Suppose we have a matrix $$ M=\left( \begin{array}{ccc} 0 & -\Delta \omega & 0 \\ \Delta \omega & -\gamma & \bar{\omega } \\ 0 & -\bar{\omega } & -\gamma \\ \end{array} \right) $$ with $\lambda, \bar{\omega}, \Delta \omega \in \mathbb{R}$. It is perhaps worth noting that the matrix can equivalently be defined as acting on a vector $v$ to produce a vector $Mv$ given by $$ Mv = v \times \left( \bar{\omega}, 0, -\Delta\omega \right) - \gamma \left(1 - \hat{x} \hat{x}^T\right)v $$ where $\times$ is the cross product and $\hat{x} = \left(1,0,0\right)$.

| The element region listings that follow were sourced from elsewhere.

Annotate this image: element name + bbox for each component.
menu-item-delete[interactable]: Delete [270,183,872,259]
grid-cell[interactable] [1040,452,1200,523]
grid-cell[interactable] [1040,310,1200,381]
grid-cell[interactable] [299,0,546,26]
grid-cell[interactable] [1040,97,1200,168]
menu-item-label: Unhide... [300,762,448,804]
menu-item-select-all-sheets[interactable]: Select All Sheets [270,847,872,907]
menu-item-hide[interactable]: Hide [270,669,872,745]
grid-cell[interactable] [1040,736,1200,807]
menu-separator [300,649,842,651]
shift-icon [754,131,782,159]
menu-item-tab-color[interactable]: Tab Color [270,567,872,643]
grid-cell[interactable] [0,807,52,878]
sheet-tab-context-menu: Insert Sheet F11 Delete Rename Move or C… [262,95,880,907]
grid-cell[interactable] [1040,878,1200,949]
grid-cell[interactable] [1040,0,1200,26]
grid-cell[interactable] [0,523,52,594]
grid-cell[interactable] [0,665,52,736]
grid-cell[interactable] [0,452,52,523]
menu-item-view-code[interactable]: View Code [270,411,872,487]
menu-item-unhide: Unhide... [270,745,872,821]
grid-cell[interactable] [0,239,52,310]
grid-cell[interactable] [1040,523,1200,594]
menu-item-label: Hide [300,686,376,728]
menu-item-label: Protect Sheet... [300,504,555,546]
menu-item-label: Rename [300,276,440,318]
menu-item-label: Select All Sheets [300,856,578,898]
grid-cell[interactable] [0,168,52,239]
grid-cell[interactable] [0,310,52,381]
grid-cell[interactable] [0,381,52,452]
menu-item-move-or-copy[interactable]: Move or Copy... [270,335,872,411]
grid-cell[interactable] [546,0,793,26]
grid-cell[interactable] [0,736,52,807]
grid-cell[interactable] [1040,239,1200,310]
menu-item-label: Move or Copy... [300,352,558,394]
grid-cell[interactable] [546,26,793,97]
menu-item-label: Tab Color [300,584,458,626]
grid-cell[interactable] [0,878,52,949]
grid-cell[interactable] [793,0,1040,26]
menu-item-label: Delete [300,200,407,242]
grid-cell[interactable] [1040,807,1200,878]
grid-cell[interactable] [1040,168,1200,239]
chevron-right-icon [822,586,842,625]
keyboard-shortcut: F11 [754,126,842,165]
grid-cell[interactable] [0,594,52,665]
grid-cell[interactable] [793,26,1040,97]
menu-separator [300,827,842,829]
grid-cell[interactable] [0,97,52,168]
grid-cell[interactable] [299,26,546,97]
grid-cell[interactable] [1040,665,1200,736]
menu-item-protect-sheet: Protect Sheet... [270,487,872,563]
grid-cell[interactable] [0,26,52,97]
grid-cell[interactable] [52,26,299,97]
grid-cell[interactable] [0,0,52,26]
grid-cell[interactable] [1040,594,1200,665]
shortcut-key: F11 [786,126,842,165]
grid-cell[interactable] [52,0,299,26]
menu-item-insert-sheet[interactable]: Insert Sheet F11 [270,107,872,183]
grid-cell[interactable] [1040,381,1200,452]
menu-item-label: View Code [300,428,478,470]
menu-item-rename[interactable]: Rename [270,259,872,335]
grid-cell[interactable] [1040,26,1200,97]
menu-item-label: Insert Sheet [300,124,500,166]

If a vector $v(t)$ is governed by the equation $$ \dot{v}=M v $$ we have the solution $$ v(t) = e^{M(t-t_o)}v_o $$ for some initial condition $v_o = v(t_o)$. Practically the solution can be computed by determining the eigenvalues and eigenvectors of $M$.
Now suppose that $\Delta \omega$ is normally distributed about zero with a standard deviation $\sigma_{\Delta \omega}$. My question is: does the expectation value of $v(t)$ admit a relatively simple solution, say, in the form of $$ \langle v(t) \rangle = e^{M'(t-t_o)}v_o $$ for some matrix $M'$ that is a function of $\sigma_{\Delta \omega}$?
So far I can see that we have
$$ \langle v(t) \rangle = \sum_{n=0}^\infty \frac{(t-t_o)^n \langle M^n \rangle}{n!} v_o $$
but it is not clear to me if the infinite sum simplifies, or if the special form of $M$ enjoys any simplifications.